ASCII: The American Standard Code for Information Interchange (ASCII) is an 8-bit character-encoding scheme based on the English alphabet. ASCII codes represent text in computers, communications equipment, and other devices that work with text. ASCII refers to a single 8-bit ASCII character or an array of 8-bit ASCII characters with the high bit of each character set to zero.
Augmented Backus-Naur Form (ABNF): A modified version of Backus-Naur Form (BNF), commonly used by Internet specifications. ABNF notation balances compactness and simplicity with reasonable representational power. ABNF differs from standard BNF in its definitions and uses of naming rules, repetition, alternatives, order-independence, and value ranges. For more information, see [RFC5234].
code page: An ordered set of characters of a specific script in which a numerical index (code-point value) is associated with each character. Code pages are a means of providing support for character sets and keyboard layouts used in different countries. Devices such as the display and keyboard can be configured to use a specific code page and to switch from one code page (such as the United States) to another (such as Portugal) at the user's request.
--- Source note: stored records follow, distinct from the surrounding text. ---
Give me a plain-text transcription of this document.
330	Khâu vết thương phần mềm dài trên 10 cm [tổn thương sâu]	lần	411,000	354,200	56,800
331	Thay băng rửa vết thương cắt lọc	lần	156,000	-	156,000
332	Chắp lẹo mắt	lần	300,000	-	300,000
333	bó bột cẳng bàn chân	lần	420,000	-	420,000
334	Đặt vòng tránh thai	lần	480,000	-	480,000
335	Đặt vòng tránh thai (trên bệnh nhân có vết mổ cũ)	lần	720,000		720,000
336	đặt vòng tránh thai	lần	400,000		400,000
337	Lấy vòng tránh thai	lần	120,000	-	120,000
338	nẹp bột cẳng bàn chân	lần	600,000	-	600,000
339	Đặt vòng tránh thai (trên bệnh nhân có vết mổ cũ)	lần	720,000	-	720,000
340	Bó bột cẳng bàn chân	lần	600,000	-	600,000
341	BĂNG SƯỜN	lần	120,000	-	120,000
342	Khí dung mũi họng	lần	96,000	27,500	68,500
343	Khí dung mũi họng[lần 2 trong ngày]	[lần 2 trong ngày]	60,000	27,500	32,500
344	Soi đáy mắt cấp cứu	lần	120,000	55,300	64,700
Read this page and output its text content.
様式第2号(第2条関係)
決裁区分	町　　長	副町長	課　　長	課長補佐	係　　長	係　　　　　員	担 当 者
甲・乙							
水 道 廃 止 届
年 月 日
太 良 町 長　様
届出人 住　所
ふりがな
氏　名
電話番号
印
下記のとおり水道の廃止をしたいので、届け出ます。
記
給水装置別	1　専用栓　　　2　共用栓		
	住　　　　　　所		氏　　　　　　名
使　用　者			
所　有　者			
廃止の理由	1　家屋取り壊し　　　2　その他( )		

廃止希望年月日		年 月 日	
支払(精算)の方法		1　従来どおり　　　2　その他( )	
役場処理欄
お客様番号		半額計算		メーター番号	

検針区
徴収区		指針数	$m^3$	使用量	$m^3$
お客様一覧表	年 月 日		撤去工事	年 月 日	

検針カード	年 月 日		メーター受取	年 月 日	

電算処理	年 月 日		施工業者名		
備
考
host name: The name of a host on a network that is used for identification and access purposes by humans and other computers on the network.
Hypertext Transfer Protocol (HTTP): An application-level protocol for distributed, collaborative, hypermedia information systems (text, graphic images, sound, video, and other multimedia files) on the World Wide Web.
Hypertext Transfer Protocol Secure (HTTPS): An extension of HTTP that securely encrypts and decrypts web page requests. In some older protocols, "Hypertext Transfer Protocol over Secure Sockets Layer" is still used (Secure Sockets Layer has been deprecated). For more information, see [SSL3] and [RFC5246].
Internationalized Domain Names for Applications (IDNA): An encoding process that transforms a string of Unicode characters into a smaller, restricted character set. IDNA encoding is commonly used for creating domain names that can be represented in the ASCII character set that is supported in the Domain Name System (DNS) of the Internet. IDNA uses the Punycode algorithm [RFC3492] and ACE (ASCII-compatible encoding) prefix [RFC5890] for the transformation.
Uniform Resource Identifier (URI): A string that identifies a resource. The URI is an addressing mechanism defined in Internet Engineering Task Force (IETF) Uniform Resource Identifier (URI): Generic Syntax [RFC3986].
Uniform Resource Locator (URL): A string of characters in a standardized format that identifies a document or resource on the World Wide Web. The format is as specified in [RFC1738].
UTF-8: A byte-oriented standard for encoding Unicode characters, defined in the Unicode standard. Unless specified otherwise, this term refers to the UTF-8 encoding form specified in [UNICODE5.0.0/2007] section 3.9.
MAY, SHOULD, MUST, SHOULD NOT, MUST NOT: These terms (in all caps) are used as defined in [RFC2119]. All statements of optional behavior use either MAY, SHOULD, or SHOULD NOT.